Merras-Salmio Laura, Kolho Kaija-Leena
Department of Pediatric Gastroenterology, Helsinki University Hospital, Children's Hospital and University of Helsinki, Helsinki, Finland.
J Pediatr Gastroenterol Nutr. 2017 Feb;64(2):272-278. doi: 10.1097/MPG.0000000000001258.
Optimizing infliximab (IFX) treatment in pediatric patients with inflammatory bowel disease (IBD) by using serum infliximab (S-IFX) trough levels and antibodies to IFX is recommended. There is need for studies assessing this strategy in clinical practice.
We retrospectively identified all pediatric patients with IBD (n = 146, median age 14.8 years) treated with IFX at our tertiary referral center from 2003 to 2014. All were analyzed for IFX trough levels (S-IFX, n = 475), and IFX antibody (IFX-Ab, n = 219) titers were included. Both were analyzed using enzyme-linked immunosorbent assay. We correlated these parameters with concurrently analyzed fecal calprotectin levels and the treatment outcome.

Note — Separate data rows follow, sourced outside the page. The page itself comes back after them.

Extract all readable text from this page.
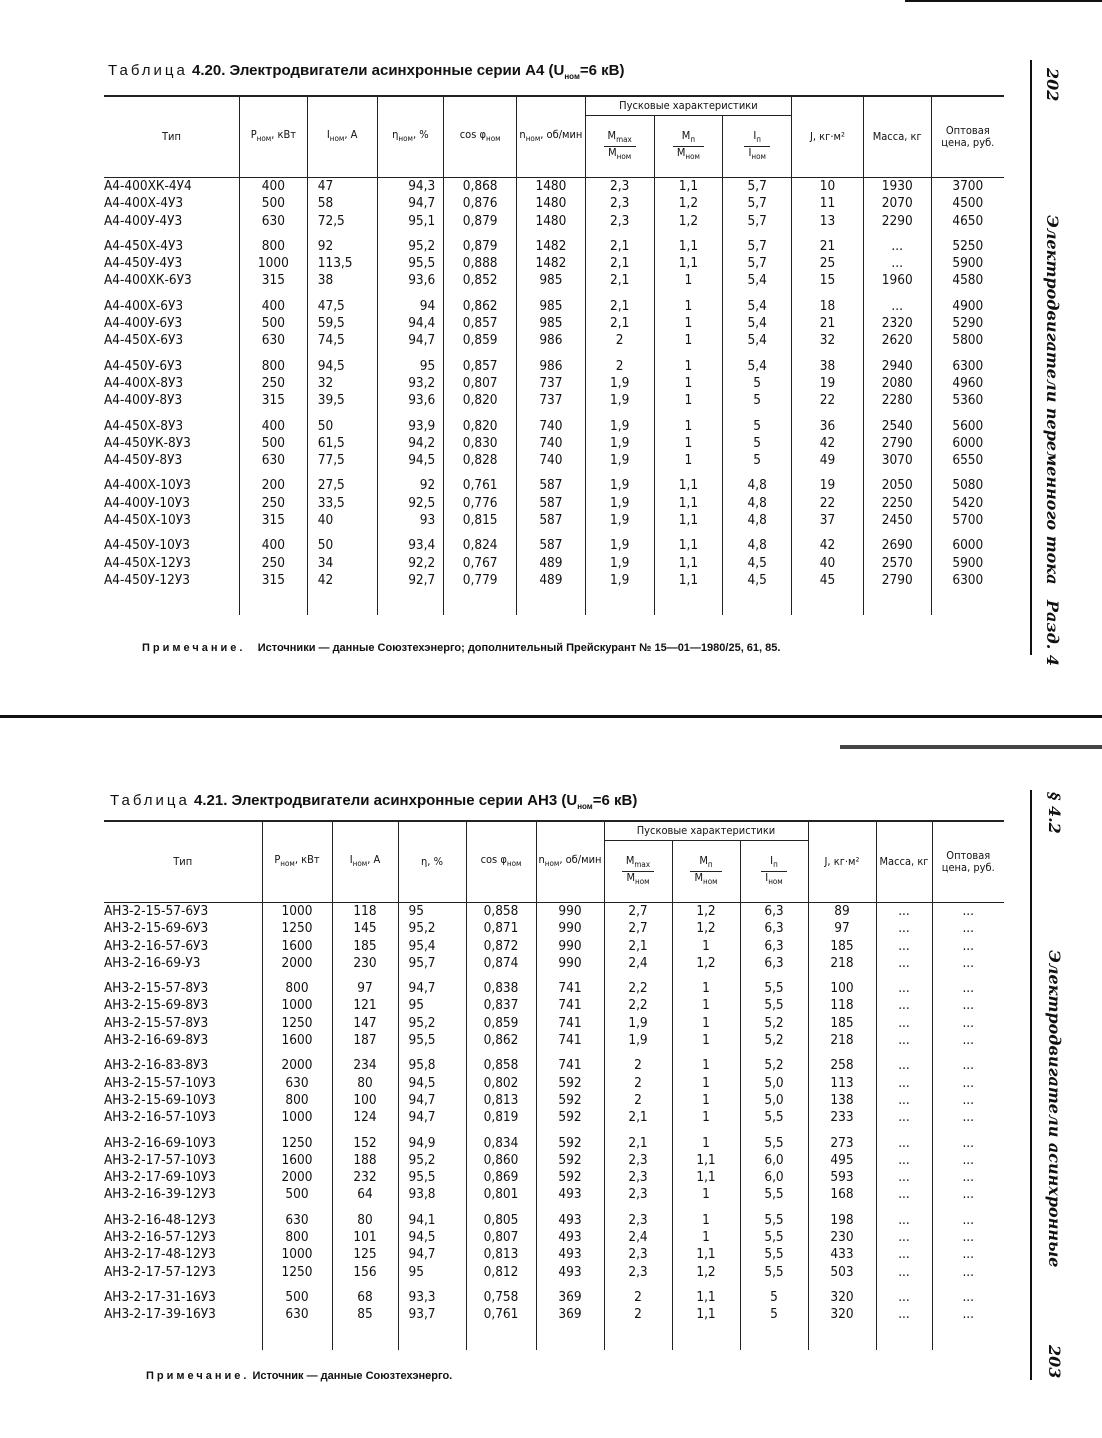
Таблица 4.20. Электродвигатели асинхронные серии А4 ($U_{ном}=6$ кВ)
Тип	$P_{ном}$, кВт	$I_{ном}$, А	$\eta_{ном}$, %	$\cos \varphi_{ном}$	$n_{ном}$, об/мин	Пусковые характеристики			J, кг·м²	Масса, кг	Оптовая цена, руб.

						$\frac{M_{max}}{M_{ном}}$	$\frac{M_п}{M_{ном}}$	$\frac{I_п}{I_{ном}}$

А4-400ХК-4У4	400	47	94,3	0,868	1480	2,3	1,1	5,7	10	1930	3700
А4-400Х-4У3	500	58	94,7	0,876	1480	2,3	1,2	5,7	11	2070	4500
А4-400У-4У3	630	72,5	95,1	0,879	1480	2,3	1,2	5,7	13	2290	4650

А4-450Х-4У3	800	92	95,2	0,879	1482	2,1	1,1	5,7	21	...	5250
А4-450У-4У3	1000	113,5	95,5	0,888	1482	2,1	1,1	5,7	25	...	5900
А4-400ХК-6У3	315	38	93,6	0,852	985	2,1	1	5,4	15	1960	4580

А4-400Х-6У3	400	47,5	94	0,862	985	2,1	1	5,4	18	...	4900
А4-400У-6У3	500	59,5	94,4	0,857	985	2,1	1	5,4	21	2320	5290
А4-450Х-6У3	630	74,5	94,7	0,859	986	2	1	5,4	32	2620	5800

А4-450У-6У3	800	94,5	95	0,857	986	2	1	5,4	38	2940	6300
А4-400Х-8У3	250	32	93,2	0,807	737	1,9	1	5	19	2080	4960
А4-400У-8У3	315	39,5	93,6	0,820	737	1,9	1	5	22	2280	5360

А4-450Х-8У3	400	50	93,9	0,820	740	1,9	1	5	36	2540	5600
А4-450УК-8У3	500	61,5	94,2	0,830	740	1,9	1	5	42	2790	6000
А4-450У-8У3	630	77,5	94,5	0,828	740	1,9	1	5	49	3070	6550

А4-400Х-10У3	200	27,5	92	0,761	587	1,9	1,1	4,8	19	2050	5080
А4-400У-10У3	250	33,5	92,5	0,776	587	1,9	1,1	4,8	22	2250	5420
А4-450Х-10У3	315	40	93	0,815	587	1,9	1,1	4,8	37	2450	5700

А4-450У-10У3	400	50	93,4	0,824	587	1,9	1,1	4,8	42	2690	6000
А4-450Х-12У3	250	34	92,2	0,767	489	1,9	1,1	4,5	40	2570	5900
А4-450У-12У3	315	42	92,7	0,779	489	1,9	1,1	4,5	45	2790	6300

Примечание. Источники — данные Союзтехэнерго; дополнительный Прейскурант № 15—01—1980/25, 61, 85.
Таблица 4.21. Электродвигатели асинхронные серии АН3 ($U_{ном}=6$ кВ)
Тип	$P_{ном}$, кВт	$I_{ном}$, А	η, %	$\cos \varphi_{ном}$	$n_{ном}$, об/мин	Пусковые характеристики			J, кг·м²	Масса, кг	Оптовая цена, руб.

						$\frac{M_{max}}{M_{ном}}$	$\frac{M_п}{M_{ном}}$	$\frac{I_п}{I_{ном}}$

АН3-2-15-57-6У3	1000	118	95	0,858	990	2,7	1,2	6,3	89	...	...
АН3-2-15-69-6У3	1250	145	95,2	0,871	990	2,7	1,2	6,3	97	...	...
АН3-2-16-57-6У3	1600	185	95,4	0,872	990	2,1	1	6,3	185	...	...
АН3-2-16-69-У3	2000	230	95,7	0,874	990	2,4	1,2	6,3	218	...	...

АН3-2-15-57-8У3	800	97	94,7	0,838	741	2,2	1	5,5	100	...	...
АН3-2-15-69-8У3	1000	121	95	0,837	741	2,2	1	5,5	118	...	...
АН3-2-15-57-8У3	1250	147	95,2	0,859	741	1,9	1	5,2	185	...	...
АН3-2-16-69-8У3	1600	187	95,5	0,862	741	1,9	1	5,2	218	...	...

АН3-2-16-83-8У3	2000	234	95,8	0,858	741	2	1	5,2	258	...	...
АН3-2-15-57-10У3	630	80	94,5	0,802	592	2	1	5,0	113	...	...
АН3-2-15-69-10У3	800	100	94,7	0,813	592	2	1	5,0	138	...	...
АН3-2-16-57-10У3	1000	124	94,7	0,819	592	2,1	1	5,5	233	...	...

АН3-2-16-69-10У3	1250	152	94,9	0,834	592	2,1	1	5,5	273	...	...
АН3-2-17-57-10У3	1600	188	95,2	0,860	592	2,3	1,1	6,0	495	...	...
АН3-2-17-69-10У3	2000	232	95,5	0,869	592	2,3	1,1	6,0	593	...	...
АН3-2-16-39-12У3	500	64	93,8	0,801	493	2,3	1	5,5	168	...	...

АН3-2-16-48-12У3	630	80	94,1	0,805	493	2,3	1	5,5	198	...	...
АН3-2-16-57-12У3	800	101	94,5	0,807	493	2,4	1	5,5	230	...	...
АН3-2-17-48-12У3	1000	125	94,7	0,813	493	2,3	1,1	5,5	433	...	...
АН3-2-17-57-12У3	1250	156	95	0,812	493	2,3	1,2	5,5	503	...	...

АН3-2-17-31-16У3	500	68	93,3	0,758	369	2	1,1	5	320	...	...
АН3-2-17-39-16У3	630	85	93,7	0,761	369	2	1,1	5	320	...	...

Примечание. Источник — данные Союзтехэнерго.
202
Электродвигатели переменного тока
Разд. 4
§ 4.2
Электродвигатели асинхронные
203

If IFX had no efficacy, or a loss of response occurred, 40 of 64 (63%) had trough levels <2.0 mg/L, with negative IFX-Ab in 37 of 59 (63%). If the S-IFX was very low (<0.2 mg/L), 4 of 36 still had negative IFX-Ab. Concurrent azathioprine therapy did not relate to IFX-Ab. Fecal calprotectin was significantly lower in patients with clinical remission or ongoing therapy compared with those with subsequent loss of efficacy: medians 95 μg/g (33-308) and 670 μg/g (264-1473), P < 0.0001. The S-IFX median was substantially higher in patients with either remission or ongoing therapy, compared with those with no or loss of efficacy: 3.7 mg/L (1.8-5.4) and 1.2 mg/L (0.03-4.4, P = 0.01), respectively.
Measuring IFX trough levels and fecal calprotectin has a potential impact on the treatment strategies and should be included in clinical routine. Low IFX trough levels associate with increased antibodies to IFX in most, but not in all cases.
推荐通过监测血清英夫利昔单抗(S-IFX)谷浓度和抗英夫利昔单抗抗体来优化炎症性肠病(IBD)患儿的英夫利昔单抗(IFX)治疗。需要在临床实践中评估该策略的研究。
我们回顾性纳入了2003年至2014年在我们三级转诊中心接受IFX治疗的所有IBD患儿(n = 146,中位年龄14.8岁)。对所有患儿进行了IFX谷浓度(S-IFX,n = 475)分析,并检测了英夫利昔单抗抗体(IFX-Ab,n = 219)滴度。两者均采用酶联免疫吸附测定法进行分析。我们将这些参数与同时分析的粪便钙卫蛋白水平及治疗结果进行了关联分析。
若IFX无效或出现疗效丧失,64例中有40例(63%)谷浓度<2.0 mg/L,59例中有37例(63%)IFX-Ab阴性。若S-IFX极低(<0.2 mg/L),36例中有4例IFX-Ab仍为阴性。同时使用硫唑嘌呤治疗与IFX-Ab无关。与后续出现疗效丧失的患者相比,临床缓解或持续治疗的患者粪便钙卫蛋白显著降低:中位数分别为95 μg/g(33 - 308)和670 μg/g(264 - 1473),P < 0.0001。与无疗效或疗效丧失的患者相比,缓解或持续治疗的患者S-IFX中位数显著更高:分别为3.7 mg/L(1.8 - 5.4)和1.2 mg/L(0.03 - 4.4,P = 0.01)。
检测IFX谷浓度和粪便钙卫蛋白可能会对治疗策略产生影响,应纳入临床常规检查。大多数但并非所有情况下,低IFX谷浓度与抗IFX抗体增加相关。